Tailback Caleb King missed the first two games with a hamstring injury. Coach Mark Richt said he's "very probable" for the Arkansas game.

The Bulldogs may be a work in progress, but they aren't likely to be intimidated playing on the road. Georgia is 24-4 under Richt in SEC opponents' stadiums.

"We realize that when we travel it's a business trip," Bulldogs linebacker Rennie Curran said. "We try to go over there, take care of business and come back home."

Curran and the Georgia defense will try to slow down the Razorbacks, who returned 1,000-yard rusher Michael Smith and a handful of promising receivers this season. After an exciting win over South Carolina, Richt is bracing himself for another nail-biter.
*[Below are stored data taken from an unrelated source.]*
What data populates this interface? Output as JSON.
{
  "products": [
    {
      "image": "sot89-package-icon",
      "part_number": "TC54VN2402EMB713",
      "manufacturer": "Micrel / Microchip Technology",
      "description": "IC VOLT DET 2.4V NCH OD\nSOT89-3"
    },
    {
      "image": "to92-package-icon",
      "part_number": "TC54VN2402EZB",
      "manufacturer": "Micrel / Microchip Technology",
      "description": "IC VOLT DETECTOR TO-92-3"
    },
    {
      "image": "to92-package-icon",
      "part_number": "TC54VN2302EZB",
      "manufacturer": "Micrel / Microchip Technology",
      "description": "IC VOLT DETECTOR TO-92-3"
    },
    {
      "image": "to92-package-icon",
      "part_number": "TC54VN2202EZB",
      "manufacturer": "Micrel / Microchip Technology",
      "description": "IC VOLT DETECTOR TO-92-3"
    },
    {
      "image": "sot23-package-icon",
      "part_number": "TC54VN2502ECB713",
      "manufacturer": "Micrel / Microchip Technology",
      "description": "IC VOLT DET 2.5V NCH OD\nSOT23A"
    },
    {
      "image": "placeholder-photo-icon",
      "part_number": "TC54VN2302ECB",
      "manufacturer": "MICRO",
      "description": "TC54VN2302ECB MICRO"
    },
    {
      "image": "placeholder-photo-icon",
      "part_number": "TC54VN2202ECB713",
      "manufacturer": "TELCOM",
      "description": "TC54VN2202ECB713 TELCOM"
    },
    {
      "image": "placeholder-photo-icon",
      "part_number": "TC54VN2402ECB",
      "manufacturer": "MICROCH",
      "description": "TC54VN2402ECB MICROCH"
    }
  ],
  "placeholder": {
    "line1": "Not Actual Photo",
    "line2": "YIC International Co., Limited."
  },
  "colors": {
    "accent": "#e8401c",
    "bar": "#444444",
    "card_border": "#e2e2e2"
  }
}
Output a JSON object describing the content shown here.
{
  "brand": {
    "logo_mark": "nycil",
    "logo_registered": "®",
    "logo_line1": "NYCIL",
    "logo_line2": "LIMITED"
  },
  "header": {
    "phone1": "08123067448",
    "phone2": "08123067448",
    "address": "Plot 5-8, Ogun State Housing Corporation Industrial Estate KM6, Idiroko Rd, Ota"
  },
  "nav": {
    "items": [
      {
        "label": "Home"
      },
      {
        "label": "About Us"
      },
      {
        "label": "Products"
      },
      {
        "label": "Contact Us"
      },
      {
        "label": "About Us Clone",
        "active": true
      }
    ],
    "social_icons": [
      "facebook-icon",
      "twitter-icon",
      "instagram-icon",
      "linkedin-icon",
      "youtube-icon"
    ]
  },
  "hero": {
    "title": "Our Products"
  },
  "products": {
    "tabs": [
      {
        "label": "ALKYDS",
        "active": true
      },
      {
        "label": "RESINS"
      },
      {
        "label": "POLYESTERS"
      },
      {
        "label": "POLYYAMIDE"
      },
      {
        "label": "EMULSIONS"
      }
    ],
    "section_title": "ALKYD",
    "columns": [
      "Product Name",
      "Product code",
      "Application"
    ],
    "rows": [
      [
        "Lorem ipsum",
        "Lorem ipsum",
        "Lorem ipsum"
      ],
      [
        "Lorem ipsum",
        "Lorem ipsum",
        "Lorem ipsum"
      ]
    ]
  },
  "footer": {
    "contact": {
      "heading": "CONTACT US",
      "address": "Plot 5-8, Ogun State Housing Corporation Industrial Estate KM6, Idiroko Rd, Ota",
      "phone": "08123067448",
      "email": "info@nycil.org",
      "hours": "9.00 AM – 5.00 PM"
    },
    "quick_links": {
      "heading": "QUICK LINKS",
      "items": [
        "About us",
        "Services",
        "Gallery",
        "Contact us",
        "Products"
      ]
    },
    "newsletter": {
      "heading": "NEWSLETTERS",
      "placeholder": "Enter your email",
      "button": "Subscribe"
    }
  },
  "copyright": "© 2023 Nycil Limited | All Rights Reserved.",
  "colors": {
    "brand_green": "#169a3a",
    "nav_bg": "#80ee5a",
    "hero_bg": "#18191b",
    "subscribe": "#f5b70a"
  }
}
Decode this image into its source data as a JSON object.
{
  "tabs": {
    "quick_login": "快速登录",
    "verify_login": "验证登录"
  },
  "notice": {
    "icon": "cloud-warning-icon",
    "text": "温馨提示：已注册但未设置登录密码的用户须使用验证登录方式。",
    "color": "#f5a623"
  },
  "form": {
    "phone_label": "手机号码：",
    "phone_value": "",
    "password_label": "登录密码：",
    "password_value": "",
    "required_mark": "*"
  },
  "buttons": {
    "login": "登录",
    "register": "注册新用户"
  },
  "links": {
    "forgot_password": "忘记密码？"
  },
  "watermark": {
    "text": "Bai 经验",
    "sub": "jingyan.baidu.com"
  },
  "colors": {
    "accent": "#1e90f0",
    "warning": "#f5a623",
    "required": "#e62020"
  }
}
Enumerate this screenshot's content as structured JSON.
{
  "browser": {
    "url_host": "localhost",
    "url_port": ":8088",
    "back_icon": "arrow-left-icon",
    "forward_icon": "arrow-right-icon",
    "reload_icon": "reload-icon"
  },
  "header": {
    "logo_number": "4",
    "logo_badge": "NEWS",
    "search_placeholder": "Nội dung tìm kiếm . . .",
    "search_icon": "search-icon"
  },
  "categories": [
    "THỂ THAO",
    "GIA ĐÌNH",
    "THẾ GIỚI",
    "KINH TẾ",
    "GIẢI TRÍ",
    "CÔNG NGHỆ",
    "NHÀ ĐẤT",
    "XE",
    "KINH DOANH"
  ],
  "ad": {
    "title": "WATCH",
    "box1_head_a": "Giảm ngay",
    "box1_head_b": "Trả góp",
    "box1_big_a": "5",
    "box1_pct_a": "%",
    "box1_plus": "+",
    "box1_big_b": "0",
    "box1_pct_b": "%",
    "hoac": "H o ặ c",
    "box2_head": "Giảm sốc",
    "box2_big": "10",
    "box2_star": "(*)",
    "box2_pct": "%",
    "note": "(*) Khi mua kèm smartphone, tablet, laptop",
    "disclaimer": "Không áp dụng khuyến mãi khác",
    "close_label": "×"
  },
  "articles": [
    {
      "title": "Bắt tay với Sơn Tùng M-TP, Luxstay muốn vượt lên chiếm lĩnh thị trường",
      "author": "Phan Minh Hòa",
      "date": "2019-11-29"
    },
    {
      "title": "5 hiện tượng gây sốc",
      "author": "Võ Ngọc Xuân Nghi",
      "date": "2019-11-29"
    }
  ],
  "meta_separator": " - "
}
"This game, I don't know. The only thing I can say is fasten your seat belt and get ready for another 60-minute war," he said. "I would see no reason this thing might not go down to the wire also. It's going to be that kind of game."

Arkansas should be prepared and rested after not playing a weekend ago.

"I think the biggest advantage is the time to plan and focus on your opponent and even observe us," Richt said. "I think that, more than anything else, is the biggest advantage."

Of course, the early off week has its disadvantages. Arkansas must now play 11 games in 11 weeks to finish the regular season. They'll start the grueling stretch this weekend. The Georgia game is followed by a trip to Alabama — and the Razorbacks will eventually play at Florida, Ole Miss and LSU.

The road ahead will seem less daunting if the Hogs win this weekend.

"This is why you play football," Arkansas safety Matt Harris said. "You win big games and you get big rewards."